Uno di tali “indurimenti” era costituito dall’adattazionismo della Sintesi Moderna, radicalmente criticato e definito “panglossiano” da Gould e dai suoi collaboratori. Darwin, tuttavia, scrive testualmente nell’introduzione dell’Origine che “la selezione naturale è stata il più importante, ma non l’esclusivo mezzo della modificazione”. In effetti, la considerazione dei caratteri non-adattativi è molto importante nella sua elaborazione – si tratta di evidenze cruciali per desumere la discendenza comune di specie diverse. Darwin considera inoltre i fenomeni della cooptazione funzionale (ciò che oggi sulla scorta di Gould e Lewontin chiamiamo exaptation), della perdita secondaria e della variazione correlata.

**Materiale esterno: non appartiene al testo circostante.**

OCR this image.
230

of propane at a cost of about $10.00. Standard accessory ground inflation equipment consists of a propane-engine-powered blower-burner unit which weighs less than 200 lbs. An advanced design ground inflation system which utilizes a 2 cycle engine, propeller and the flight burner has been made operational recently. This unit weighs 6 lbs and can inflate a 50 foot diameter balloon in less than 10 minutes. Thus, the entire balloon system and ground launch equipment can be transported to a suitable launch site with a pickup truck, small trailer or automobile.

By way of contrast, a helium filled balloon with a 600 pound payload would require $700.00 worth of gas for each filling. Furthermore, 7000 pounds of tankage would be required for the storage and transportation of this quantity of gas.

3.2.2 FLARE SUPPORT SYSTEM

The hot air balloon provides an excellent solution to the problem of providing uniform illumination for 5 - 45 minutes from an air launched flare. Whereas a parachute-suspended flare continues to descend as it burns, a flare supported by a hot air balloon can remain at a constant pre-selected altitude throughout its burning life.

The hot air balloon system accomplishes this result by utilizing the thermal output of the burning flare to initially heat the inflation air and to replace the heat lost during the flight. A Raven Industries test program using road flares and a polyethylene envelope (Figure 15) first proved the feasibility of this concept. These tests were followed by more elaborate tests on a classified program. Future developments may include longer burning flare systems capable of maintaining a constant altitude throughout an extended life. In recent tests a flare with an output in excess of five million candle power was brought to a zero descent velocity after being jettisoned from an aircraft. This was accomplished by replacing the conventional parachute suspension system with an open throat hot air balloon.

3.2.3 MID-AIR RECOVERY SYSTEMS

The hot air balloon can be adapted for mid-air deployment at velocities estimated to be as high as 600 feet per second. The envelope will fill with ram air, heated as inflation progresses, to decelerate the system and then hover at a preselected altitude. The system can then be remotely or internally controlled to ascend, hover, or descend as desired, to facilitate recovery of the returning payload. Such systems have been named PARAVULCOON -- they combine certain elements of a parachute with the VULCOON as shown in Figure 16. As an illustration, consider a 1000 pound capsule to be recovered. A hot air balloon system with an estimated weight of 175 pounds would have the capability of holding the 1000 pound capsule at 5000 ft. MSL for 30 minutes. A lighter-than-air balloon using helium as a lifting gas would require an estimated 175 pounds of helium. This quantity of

Nel complesso, “si tratta di una visione complessiva dell’evoluzione e delle sue strategie di cambiamento di notevole modernità anche rispetto alle conoscenze attuali, improntata com’è all’interazione tra forze interne ed esterne, all’intreccio di fattori molteplici, non soltanto selettivi”. Molto opportunamente Pievani nota come tale pluralismo esplicativo non rappresenti una mera tattica argomentativa ma un’essenziale strategia teorica: “selezione naturale e discendenza comune possono davvero stare insieme solo se: 1) ipotizziamo […] che la selezione naturale non sia onnipotente, ma abbia bisogno di altre cause del cambiamento, e 2) diamo alla teoria evoluzionistica una veste pluralista, con più ritmi e più livelli possibili di cambiamento”.